Generating random arrays

  • Goal: Generate arrays of any by sampling random distributions.
  • Functions to use:
    • Creating arrays with np.random.normal(), np.random.uniform(), np.random.randint()

Mathematical Operations with NumPy

  • Goal: Perform basic operations on arrays.
  • Concepts:
    • Addition, multiplication, np.sum(), np.mean().
    • Check the numpy tutorial here about basic array operations.
    • Note that arrays it's possible to do element-wise operations for arrays that have the same shape. Check also the concept of broadcasting

Array Manipulation and Indexing

  • Goal: Learn the basics of array manipulation and indexing.
  • Concepts:
    • Simple indexing and slicing (array[0], array[1:3]).
    • Boolean masking (array[array > 5]).

Note

Indexing will not be needed for Lab Session 1, but we will heavily use it from Session 2.

Saving and loading arrays

  • Goal: Save and load arrays on disk.
  • Concepts:
    • np.save(),np.savez(), np.savez_compressed() and np.load().

We recommend saving with np.savez_compressed(), so that you can put multiple arrays in the same file, with added compression to save space.

Generate synthetic data, visualize it and compute the pairwise distance matrix

Pairwise Distance Matrix

Euclidean Distance

Because each data point can be represented as a vector in a vector space, the difference between two points can be measured using a distance function.

The simplest and most commonly used distance is the Euclidean distance. In an \( n \)-dimensional space, the Euclidean distance between two vectors is defined as:

\[ d(p, q) = \sqrt{\sum_{i=1}^{n} (q_i - p_i)^2} \]

where \( p = (p_1, p_2, ..., p_n) \) and \( q = (q_1, q_2, ..., q_n) \) are two vectors.

Distance Between Many Points

When dealing with a large dataset, one may want to analyze the differences between all data points to identify patterns or groups within the data.

A useful tool for such applications is the pairwise distance matrix, which computes the distances between every pair of data points and displays them in a matrix format. Given n samples, there are at most n(n - 1)/2 unique pairwise distances (since distances are symmetric).

In this matrix, groups of points with relatively small distances will appear as similar groups, whereas points with high relative distances will stand out as dissimilar. The diagonal of this matrix is equal to 0, because it corresponds to the distance of each point with itself.

Application

As an application exercice for numpy, generate synthetic data with the following specifications :

  • The goal is to generate two clouds of points with different centers, in dimension 2.
  • Each cloud has 100 points
  • Visualize the two cloud points using the scatter function from matplotlib
  • Compute the pairwise distance matrix using the Euclidean distance, using the pdist and squareform functions from scipy.
  • Visualize the distance matrix using the matshow function from matplotlib pyplot.

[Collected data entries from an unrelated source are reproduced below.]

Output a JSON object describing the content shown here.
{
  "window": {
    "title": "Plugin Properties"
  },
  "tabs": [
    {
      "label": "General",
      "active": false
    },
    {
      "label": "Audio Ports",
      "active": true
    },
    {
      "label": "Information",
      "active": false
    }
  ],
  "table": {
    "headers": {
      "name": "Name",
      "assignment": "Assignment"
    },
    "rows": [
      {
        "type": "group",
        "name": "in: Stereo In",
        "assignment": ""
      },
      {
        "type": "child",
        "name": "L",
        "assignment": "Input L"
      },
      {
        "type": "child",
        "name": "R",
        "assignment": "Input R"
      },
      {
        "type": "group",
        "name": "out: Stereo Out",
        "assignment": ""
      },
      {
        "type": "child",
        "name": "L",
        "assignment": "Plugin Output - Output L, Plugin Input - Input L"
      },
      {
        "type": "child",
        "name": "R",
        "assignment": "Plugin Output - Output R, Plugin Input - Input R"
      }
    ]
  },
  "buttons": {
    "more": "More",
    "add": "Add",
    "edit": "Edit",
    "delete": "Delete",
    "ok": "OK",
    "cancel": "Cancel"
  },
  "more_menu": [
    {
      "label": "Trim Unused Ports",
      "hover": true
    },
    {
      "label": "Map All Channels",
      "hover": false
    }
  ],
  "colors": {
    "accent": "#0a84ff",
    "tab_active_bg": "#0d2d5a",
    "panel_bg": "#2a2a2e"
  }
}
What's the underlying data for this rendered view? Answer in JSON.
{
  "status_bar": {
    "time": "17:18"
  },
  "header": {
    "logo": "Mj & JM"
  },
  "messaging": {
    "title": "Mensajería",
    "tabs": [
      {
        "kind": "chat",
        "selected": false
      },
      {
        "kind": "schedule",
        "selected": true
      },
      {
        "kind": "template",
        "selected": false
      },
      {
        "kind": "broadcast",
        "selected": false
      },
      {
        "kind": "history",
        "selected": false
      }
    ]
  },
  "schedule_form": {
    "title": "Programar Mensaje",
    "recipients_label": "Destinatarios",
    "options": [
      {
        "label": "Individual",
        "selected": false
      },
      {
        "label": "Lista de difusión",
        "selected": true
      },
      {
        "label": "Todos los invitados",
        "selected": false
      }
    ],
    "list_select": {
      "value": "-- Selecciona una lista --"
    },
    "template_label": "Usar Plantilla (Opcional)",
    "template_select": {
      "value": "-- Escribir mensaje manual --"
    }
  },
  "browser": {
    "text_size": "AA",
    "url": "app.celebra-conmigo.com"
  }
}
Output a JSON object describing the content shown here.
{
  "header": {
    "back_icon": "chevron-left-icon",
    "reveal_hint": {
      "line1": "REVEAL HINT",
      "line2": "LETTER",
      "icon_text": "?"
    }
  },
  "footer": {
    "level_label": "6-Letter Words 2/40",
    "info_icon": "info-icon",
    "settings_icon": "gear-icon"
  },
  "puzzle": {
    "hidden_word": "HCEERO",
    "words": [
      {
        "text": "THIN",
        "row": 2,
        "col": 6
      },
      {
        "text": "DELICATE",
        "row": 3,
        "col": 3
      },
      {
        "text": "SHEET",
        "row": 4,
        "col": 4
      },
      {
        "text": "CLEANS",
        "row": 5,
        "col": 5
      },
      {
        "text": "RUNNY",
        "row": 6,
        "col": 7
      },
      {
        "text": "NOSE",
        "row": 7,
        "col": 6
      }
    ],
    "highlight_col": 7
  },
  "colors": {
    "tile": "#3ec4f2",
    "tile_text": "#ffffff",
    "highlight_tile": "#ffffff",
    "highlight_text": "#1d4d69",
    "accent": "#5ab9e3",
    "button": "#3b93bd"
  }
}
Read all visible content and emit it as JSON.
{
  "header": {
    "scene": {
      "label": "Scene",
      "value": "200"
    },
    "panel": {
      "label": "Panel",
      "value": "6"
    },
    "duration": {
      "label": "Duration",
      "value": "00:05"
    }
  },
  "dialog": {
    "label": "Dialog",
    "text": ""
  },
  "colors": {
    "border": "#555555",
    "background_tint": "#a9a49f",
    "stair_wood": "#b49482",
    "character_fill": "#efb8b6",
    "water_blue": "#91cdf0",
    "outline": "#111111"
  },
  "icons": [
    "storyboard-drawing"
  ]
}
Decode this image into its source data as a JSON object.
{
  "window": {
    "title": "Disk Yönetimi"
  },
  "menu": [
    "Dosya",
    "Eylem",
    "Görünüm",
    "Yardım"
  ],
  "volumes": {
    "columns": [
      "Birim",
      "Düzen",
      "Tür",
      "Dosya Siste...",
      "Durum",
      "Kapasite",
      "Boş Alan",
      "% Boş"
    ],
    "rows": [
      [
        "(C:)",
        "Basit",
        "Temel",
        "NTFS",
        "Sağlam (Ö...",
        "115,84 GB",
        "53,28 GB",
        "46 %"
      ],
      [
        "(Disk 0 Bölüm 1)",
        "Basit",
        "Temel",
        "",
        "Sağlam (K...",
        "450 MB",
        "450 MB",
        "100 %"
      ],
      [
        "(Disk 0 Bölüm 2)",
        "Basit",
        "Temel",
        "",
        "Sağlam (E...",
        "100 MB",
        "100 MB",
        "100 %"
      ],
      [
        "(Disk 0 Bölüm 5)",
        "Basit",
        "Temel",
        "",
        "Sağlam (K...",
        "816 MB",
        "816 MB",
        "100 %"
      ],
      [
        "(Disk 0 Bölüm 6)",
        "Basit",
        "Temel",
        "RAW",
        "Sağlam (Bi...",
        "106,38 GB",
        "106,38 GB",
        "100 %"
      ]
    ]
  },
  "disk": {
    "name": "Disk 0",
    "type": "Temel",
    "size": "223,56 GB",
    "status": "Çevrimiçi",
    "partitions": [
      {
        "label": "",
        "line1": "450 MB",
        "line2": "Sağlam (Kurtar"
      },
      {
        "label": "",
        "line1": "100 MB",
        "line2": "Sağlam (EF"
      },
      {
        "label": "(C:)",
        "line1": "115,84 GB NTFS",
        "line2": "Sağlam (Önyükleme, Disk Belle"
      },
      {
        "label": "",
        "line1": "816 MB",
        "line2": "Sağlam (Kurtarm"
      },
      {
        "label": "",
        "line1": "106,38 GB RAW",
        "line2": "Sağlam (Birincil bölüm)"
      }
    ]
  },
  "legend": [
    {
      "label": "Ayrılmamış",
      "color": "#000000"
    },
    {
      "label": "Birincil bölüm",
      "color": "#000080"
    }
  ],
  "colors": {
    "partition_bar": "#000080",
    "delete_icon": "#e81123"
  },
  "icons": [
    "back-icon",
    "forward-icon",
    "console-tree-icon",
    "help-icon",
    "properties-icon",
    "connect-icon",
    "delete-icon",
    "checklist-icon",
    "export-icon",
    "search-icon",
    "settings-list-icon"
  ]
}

Once you have plot the matrix, interpret it and call the teacher to talk about it!

Embeddings

Now that you have generated some synthetic data we will do the same for real-world data.

Pariwise distance matrix for real-world data

A first intuitive idea would be to compute the pairwise distance matrix between points of real-world data. Here, as an example, we have taken 200 images, of 2 different classes, and have computed the pariwise distance matrix.

pairwise_distance_matrix_images

Can you explain this result? If not, talk about this result to a teacher!

You would get a similar result for most of the data we will study in this class, regardless of the modality (image, audio, or text).

Important

This is why we do not work directly with data, but we first pre-process them.

Latent space

The latent space is the vector space obtained by applying a foundation model.

Note

In general, any deep learning model can admit a latent space, but in this module we restrict latent spaces to foundation models to make it easier to understand.

As a recall from the introductory course, a foundation model is a certain type of AI algorithm, which has the particularity of leveraging a gigantic collection of data (we talk about internet-size datasets). In this context, the latent space will present interesting properties, such as semantic similarity.

Semantic similarity

Semantic similarity is a property that states that vectors representing similar concepts will be close to each other in a vector space.

For instance, two pictures of a cat may be extremely different as such (cats of different colors, in different backgrounds), but still represent the same thing (a cat). In an ideal vector space, these two images of a cat would be close one to another. Conversely, a picture of a cat and a dog may be relatively similar in terms of pictures (same background, animals of a same color), but represent different concepts. In an ideal vector space, these two images would be very distant one with another.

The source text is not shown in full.